Singapore is 51 years old today, which is remarkably young for a country. To put things in perspective, that makes it younger than Israel. It’s wild to think that I live in a baby country.
There’s a huge amount of hoopla here for National Day. I’ve been trying to compare it in my head to Independence Day in the US, but I’m not sure whether my memory is serving me well. It feels like Singapore has a lot more in the way of decorations. In any case, the holiday means that everyone dresses in red, there are flags and banners everywhere, and I had another day off from school. Here’s a scene in red on the MRT:
Prescott and I spent the morning at a mall (don’t ask), and then we went to Tim Ho Wan, a dim sum, place for lunch. Here’s what we ate:
And here’s what we did not eat:
- Braised chicken feet with abalone sauce
- Pork liver vermicelli roll
- Tonic medlar & osmanthus cake
Later in the day, we also turned down an opportunity to partake of lamb’s brain with meatballs soup. Just thought you should know.
We spent most of the afternoon at the Chinese Garden, a beautiful park not far from our neck of the woods. On the way there, we stopped to watch some guys playing cricket.
As we watched, I read all about how the game is played on a great website called something like “cricket explained for Americans.” I’m not sure I can tell you much about the finer points of the game, but I do have a basic understanding. The main idea seems to be: protect your wicket (and spend an awful lot of time in the sun while doing so).
The Chinese Garden is exactly what it sounds like, though it should be called The Chinese and Japanese Gardens. They have pagodas and bonsai and statuary and neatly trimmed shrubbery.
I was excited that we were allowed to climb up to the top of the pagoda and lean out to see the great views (they’re not big on warning signs or protection here — you can do a lot, like leaning out of a pagoda, that would never be allowed in the US).

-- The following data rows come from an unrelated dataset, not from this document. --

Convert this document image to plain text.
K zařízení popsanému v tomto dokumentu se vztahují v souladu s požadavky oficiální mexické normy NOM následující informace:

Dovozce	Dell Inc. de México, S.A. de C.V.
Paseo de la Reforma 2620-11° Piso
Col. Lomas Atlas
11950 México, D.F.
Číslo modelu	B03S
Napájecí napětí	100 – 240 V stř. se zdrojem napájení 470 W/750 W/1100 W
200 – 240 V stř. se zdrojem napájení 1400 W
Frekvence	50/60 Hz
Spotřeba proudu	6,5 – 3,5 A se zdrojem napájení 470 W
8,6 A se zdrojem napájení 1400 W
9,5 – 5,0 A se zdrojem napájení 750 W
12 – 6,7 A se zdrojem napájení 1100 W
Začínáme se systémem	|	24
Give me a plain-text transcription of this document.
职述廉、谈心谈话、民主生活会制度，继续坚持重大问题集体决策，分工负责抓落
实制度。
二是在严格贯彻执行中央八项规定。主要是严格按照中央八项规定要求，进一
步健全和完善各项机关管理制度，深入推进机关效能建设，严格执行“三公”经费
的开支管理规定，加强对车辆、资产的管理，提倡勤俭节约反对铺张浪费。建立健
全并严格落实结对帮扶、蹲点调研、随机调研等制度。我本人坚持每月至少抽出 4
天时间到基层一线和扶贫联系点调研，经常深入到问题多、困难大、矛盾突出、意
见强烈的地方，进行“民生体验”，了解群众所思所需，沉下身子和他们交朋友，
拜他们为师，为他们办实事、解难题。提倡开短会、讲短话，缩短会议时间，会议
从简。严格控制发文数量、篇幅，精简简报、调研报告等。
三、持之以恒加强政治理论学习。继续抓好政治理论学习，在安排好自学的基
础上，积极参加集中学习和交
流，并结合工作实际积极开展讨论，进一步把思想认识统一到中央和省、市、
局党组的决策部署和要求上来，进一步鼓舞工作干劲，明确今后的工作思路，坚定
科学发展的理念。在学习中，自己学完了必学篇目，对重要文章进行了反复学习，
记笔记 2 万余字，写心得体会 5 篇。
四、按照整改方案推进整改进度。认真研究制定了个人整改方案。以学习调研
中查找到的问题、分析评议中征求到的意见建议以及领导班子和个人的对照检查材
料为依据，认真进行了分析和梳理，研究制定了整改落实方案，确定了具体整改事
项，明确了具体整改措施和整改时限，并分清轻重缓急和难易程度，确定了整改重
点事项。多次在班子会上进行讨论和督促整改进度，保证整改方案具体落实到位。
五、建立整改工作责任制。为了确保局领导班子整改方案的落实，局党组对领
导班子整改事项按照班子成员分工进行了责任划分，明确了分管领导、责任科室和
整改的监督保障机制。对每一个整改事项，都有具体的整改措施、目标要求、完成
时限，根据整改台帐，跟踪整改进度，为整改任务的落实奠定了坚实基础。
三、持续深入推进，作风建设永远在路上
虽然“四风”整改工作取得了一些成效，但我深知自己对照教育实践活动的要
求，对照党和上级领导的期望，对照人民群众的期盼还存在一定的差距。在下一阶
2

It was all really lovely, though our trip provided a good reminder of why one should only go visit sunny gardens early in the morning in Singapore. If you go in the afternoon, you need to be prepared to sweat profusely. Thank goodness you can almost always make your way to a juice stand at the end of the day.
I should note that the gardens were unusually crowded, in part because it was a national holiday, but in part because Pokemon Go was released in Singapore two days ago, and the gardens have a lot of important stuff (that’s my best gaming lingo). So you’d see crowds of people all huddled in the same place in the shade:
This evening I went downtown to hear the Yale Whiffenpoofs sing at the Fullerton Hotel (they did a gig much like we did when I was here with Whim ‘n Rhythm in 1992).
Then I went out to watch the fireworks across the bay. I’ve learned that fireworks in Singapore are enormous in scale but tiny in length. There’s no build-up — it’s just big the whole way through, and then they’re over.